Image 6: The 'About' and 'Mission' pop-up windows in German

I bought two books in an attempt to ease the move-to-Android process ('Hello, Android' by Ed Burnette, The Pragmatic Programmers; and 'Android Application Development' by Rick Rogers et al, O'Reilly). The first is a great 'jump-start' sort of book particularly if you are doing a game, and brief. However, its a bit hypertext-ish with some broken links (i.e. far from a sequential read), and it walks a narrow path in places, and as soon as you step off it - bang. The second one was better on SQLite3 usage, but the rest was pretty pedesrian (well, to be fair I only read about half of it).
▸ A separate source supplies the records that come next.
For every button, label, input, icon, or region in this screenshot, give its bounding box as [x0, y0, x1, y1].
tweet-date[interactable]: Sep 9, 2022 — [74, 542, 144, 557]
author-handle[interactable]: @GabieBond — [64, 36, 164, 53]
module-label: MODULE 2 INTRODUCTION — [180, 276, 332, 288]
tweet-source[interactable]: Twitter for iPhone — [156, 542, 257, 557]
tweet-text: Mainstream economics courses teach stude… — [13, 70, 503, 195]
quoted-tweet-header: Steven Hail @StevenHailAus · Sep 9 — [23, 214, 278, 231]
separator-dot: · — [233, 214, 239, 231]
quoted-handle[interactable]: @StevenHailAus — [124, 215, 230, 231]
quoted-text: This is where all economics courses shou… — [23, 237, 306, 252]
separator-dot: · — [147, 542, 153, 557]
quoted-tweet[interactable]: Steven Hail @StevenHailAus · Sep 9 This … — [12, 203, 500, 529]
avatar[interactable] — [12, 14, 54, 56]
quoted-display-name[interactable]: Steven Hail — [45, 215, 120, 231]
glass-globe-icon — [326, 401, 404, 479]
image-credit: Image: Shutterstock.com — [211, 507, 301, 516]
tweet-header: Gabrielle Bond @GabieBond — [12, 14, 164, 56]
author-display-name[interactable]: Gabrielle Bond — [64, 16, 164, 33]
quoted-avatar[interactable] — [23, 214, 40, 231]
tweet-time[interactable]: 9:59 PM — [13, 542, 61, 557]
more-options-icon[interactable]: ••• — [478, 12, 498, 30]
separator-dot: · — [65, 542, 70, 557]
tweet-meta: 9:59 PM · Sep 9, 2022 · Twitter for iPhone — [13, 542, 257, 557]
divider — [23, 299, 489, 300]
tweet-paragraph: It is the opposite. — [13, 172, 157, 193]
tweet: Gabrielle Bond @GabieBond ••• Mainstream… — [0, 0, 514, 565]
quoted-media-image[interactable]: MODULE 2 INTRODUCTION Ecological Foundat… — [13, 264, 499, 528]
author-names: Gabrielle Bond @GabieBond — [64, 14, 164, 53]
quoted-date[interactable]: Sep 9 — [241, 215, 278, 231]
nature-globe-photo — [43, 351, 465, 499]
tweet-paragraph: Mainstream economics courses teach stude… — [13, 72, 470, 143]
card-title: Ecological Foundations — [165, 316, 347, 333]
Image 7: The 'About' and 'Mission' pop-up windows in Simplified Chinese

I can now clearly see why Google had this ADC competition this year and last: to jump-start some substantial number of experienced developers - its a significant technical hurdle, and so developers do need some considerable incentive to get started down such a new path. I can also see why they reach out to University students in their push for Android developers - they are the ones taught Java in some depth, and who are relatively platform-neutral as they emerge from their degrees.

Image 8: The 'About' and 'Mission' pop-up windows in English

Would I personlly write another program for Android? Its a clear YES, that 6-weeks was a big (but fun packed) learning exercise and it would be a waste of time-spent not to use it now. On the other hand, we can't sell these things from Australia as yet? While we can access the Android Market and download freebies, we can't put up paid applications or buy them (often, they are the better ones - but not always). I had thought the long-negotiated free trade agreement between US and Australia was going to streamline these sorts of issues for us here, but so far, apparently not. So, we have a game here that only costs a very reasonable $1.33 but we can't put it up on the market as yet, because we are unable to technically do so. Which Country's developers/publishers can do so? Those from the US, the UK, Austria, Germany, France, Spain and the Netherlands. With respect to the rest of us, perhaps this is just teething problems within Google, or perhaps its just their priorities, or perhaps its something to do with respective tax departments/regimes across countries? Its hard to get any information about such things? i.e. Theres no google group/s that have this sort of info, cf the technical data where information does flow freely. Still, its a far better start by Google (7 countries to date) than say, Amazon with eBooks on their Kindle device - which has been out for years now, but you still have to be pretty much a US citizen (i.e. US bank account and ID) to publish anything for it. I.e. Where a company such as Amazon is just interested in selling to the world, it seems that Google has a genuine global commitment to software developers, publishers and consumers who purchase quality - e.g. the ADC II challenge itself is open to developers from just about all countries bar those with a general trade-embargo - its just that its merchant rollout has only reached as far as the US and the EU thus far, for reasons which probably vary from country to country.

Image 9: The 'physical' menu pops-up across-app options, in Japanese here

However, for non-developers of Android applications, i.e. for users of Android powered phones (such as the HTC Hero, the HTC Magic, the Samsung I7500, the Motorola Clic, etc), things are great: you can become a 'community judge' within the judging process of the current ADC II competition, allowing you to freely download and use some number of competition applications, for the cost of your 'opinion'. I.e. If you want to get your hands on OctaDial, at the moment thats the only way you can get to it.

You may have to change Telcos to get such a phone - I had to leave Telstra for Vodaphone in order to get my hands on a HTC Magic, and, If Telstra don't get themselves an Android phone in their line-up this side of Christmas, they are going to loose a lot more long-time customers than just me.